一种基于卷积神经网络的网络教学方法、装置、电子设备。其中,方法包括:分析网络教学视频信号,生成特征分帧图像(S110),通过卷积神经网络算法的多个卷积层对特征分帧图像进行高频内容检测,确定满足预设频次条件的多个候选高频内容区域(S120),通过卷积神经网络算法的池化层处理多个候选高频内容区域,得到重点内容区域及重点内容区域在特征分帧图像中的位置(S130),根据重点内容区域在图像中的位置,生成包含高频内容的重点网络教学视频信号并显示输出(S140)。可以对网络教学视频信号分析自动识别并生成包含重点内容的网络教学视频信号。

Description

基于卷积神经网络的网络教学方法以及装置 技术领域
本公开涉及计算机技术领域,具体而言,涉及一种基于卷积神经网络的网络教学方法、装置、电子设备以及计算机可读存储介质。
背景技术
网络教学是在一定教学理论和思想指导下,应用多媒体和网络技术,通过师、生、媒体等多边、多向互动和对多种媒体教学信息的收集、传输、处理、共享,来实现教学目标的一种教学模式。
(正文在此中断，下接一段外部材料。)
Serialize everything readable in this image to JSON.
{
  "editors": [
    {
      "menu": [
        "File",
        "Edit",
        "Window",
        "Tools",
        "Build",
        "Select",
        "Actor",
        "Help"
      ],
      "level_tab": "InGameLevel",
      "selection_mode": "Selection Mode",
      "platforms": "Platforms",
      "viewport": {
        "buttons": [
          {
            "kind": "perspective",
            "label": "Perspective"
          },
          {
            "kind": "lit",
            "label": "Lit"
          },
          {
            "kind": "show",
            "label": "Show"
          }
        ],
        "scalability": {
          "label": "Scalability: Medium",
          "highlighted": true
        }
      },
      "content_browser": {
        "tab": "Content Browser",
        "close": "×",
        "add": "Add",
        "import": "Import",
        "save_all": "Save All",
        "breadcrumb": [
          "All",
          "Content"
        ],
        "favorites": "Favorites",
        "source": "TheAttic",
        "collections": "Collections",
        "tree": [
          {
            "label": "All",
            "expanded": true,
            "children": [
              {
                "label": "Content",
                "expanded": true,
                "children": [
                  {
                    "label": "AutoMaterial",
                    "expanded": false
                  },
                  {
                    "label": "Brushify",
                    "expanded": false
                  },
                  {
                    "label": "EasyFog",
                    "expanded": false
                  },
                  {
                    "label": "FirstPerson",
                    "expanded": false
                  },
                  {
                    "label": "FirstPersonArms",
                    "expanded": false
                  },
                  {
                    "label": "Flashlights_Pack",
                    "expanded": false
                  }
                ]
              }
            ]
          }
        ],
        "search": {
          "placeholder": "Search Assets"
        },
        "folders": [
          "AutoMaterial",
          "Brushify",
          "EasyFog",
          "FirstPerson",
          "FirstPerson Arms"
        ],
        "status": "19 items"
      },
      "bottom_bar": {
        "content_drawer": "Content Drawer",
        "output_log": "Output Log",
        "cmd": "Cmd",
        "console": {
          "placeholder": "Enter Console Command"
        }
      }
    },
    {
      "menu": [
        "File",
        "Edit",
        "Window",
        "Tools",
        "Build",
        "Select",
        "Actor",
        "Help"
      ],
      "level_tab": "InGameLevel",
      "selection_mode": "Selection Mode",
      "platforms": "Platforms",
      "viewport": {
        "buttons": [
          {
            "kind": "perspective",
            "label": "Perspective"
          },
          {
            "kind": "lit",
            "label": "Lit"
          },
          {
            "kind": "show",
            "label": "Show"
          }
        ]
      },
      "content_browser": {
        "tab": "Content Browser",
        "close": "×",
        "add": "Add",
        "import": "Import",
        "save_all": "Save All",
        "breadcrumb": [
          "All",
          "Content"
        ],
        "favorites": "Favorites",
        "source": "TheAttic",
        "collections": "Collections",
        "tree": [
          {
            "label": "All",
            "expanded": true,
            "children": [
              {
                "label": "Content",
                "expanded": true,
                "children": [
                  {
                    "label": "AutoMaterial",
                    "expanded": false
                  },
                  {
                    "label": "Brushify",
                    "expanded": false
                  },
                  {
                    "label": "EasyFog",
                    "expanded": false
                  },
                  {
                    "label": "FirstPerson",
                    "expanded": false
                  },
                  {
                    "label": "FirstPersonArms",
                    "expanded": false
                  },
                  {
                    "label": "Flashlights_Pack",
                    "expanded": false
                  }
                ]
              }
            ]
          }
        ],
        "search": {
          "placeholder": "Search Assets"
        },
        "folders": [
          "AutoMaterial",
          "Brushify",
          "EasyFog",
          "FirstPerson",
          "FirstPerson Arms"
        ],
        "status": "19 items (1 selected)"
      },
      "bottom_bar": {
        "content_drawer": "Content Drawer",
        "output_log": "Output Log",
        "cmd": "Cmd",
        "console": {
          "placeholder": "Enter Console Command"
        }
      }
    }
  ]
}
具有开放性、交互性、共享性等优点,打破了传统教学在时空上的局限,有利于推广研究性学习。
然而,由于网络教学内容只能在用户的显示设备上显示,使得教学场景无法完全重现,受特定显示设备的条件制约,用户无法选择观看想要学习的网络视频画面中的重点内容区域,或者只能收看视频源信号人为认定的重点内容扩展展示区域。
在现有技术中,CN201610235737公开了一种识别文字文档的方法及装置,通过根据提取的原文档内容确定复数个版面元素将版面元素一一映射到相对应的预设标签,根据预设标签将原文档内容进行展示,该方式是通过建立标签的方式来实现对文档中重点内容识别的,不是智能图像处理算法;CN201710250098公开了一种利用时空注意力模型的视频内容描述方法,通过时间注意力和空间注意力模型来实现对视频每帧图片中重点关注的关键区域进行识别,该方法是通过卷积神经网络对多个图片叠加的动态效果实现关键区域识别的,并不能只分析关键帧单一图片来实现对重点区域的识别。CN201711049706公开了一种基于卷积神经网络的块内容分类方法,通过训练样本转换灰度图的方式进而建立末位比特-卷积神经网络模型,来实现对图片内容的分类,并不能实现对重点内容的识别。
因此,需要提供一种或多种至少能够解决上述问题的技术方案。
需要说明的是,在上述背景技术部分公开的信息仅用于加强对本公开的背景的理解,因此可以包括不构成对本领域普通技术人员已知的现有技 术的信息。
发明内容
本公开的目的在于提供一种基于卷积神经网络的网络教学方法、装置、电子设备以及计算机可读存储介质,进而至少在一定程度上克服由于相关技术的限制和缺陷而导致的一个或者多个问题。
根据本公开的一个方面,提供一种基于卷积神经网络的网络教学方法,包括:
分帧图像生成步骤,用于分析网络教学视频信号,生成特征分帧图像;
高频内容检测步骤,通过卷积神经网络算法的多个卷积层对所述特征分帧图像进行高频内容检测,确定满足预设频次条件的多个候选高频内容区域;
池化层处理步骤,通过卷积神经网络算法的池化层处理所述多个候选高频内容区域,得到重点内容区域及重点内容区域在特征分帧图像中的位置;
重点视频信号生成步骤,根据重点内容区域在图像中的位置,生成包含高频内容的重点网络教学视频信号,调用终端设备的显示接口显示输出所述重点网络教学视频信号。
在本公开的一种示例性实施例中,所述高频内容检测步骤,包括:
由特征分帧图像生成感受野,所述感受野为包含部分特征分帧图像区域的卷积层;
对所述感受野与所述特征分帧图像进行卷积运算,得到多个候选高频内容区域。
在本公开的一种示例性实施例中,所述方法包括:
所述感受野对应的卷积层的深度与特征分帧图像的深度相同。
在本公开的一种示例性实施例中,所述池化层处理步骤,包括:
将多个候选高频内容区域分成多个大小相同的子区域;
对每个子区域进行平均池化计算;
当根据平均池化计算结果确定所述候选高频内容区域包含高频内容时,将所述候选高频内容区域确定为重点内容区域,并确定所述重点内容区域在特征分帧图像中的位置。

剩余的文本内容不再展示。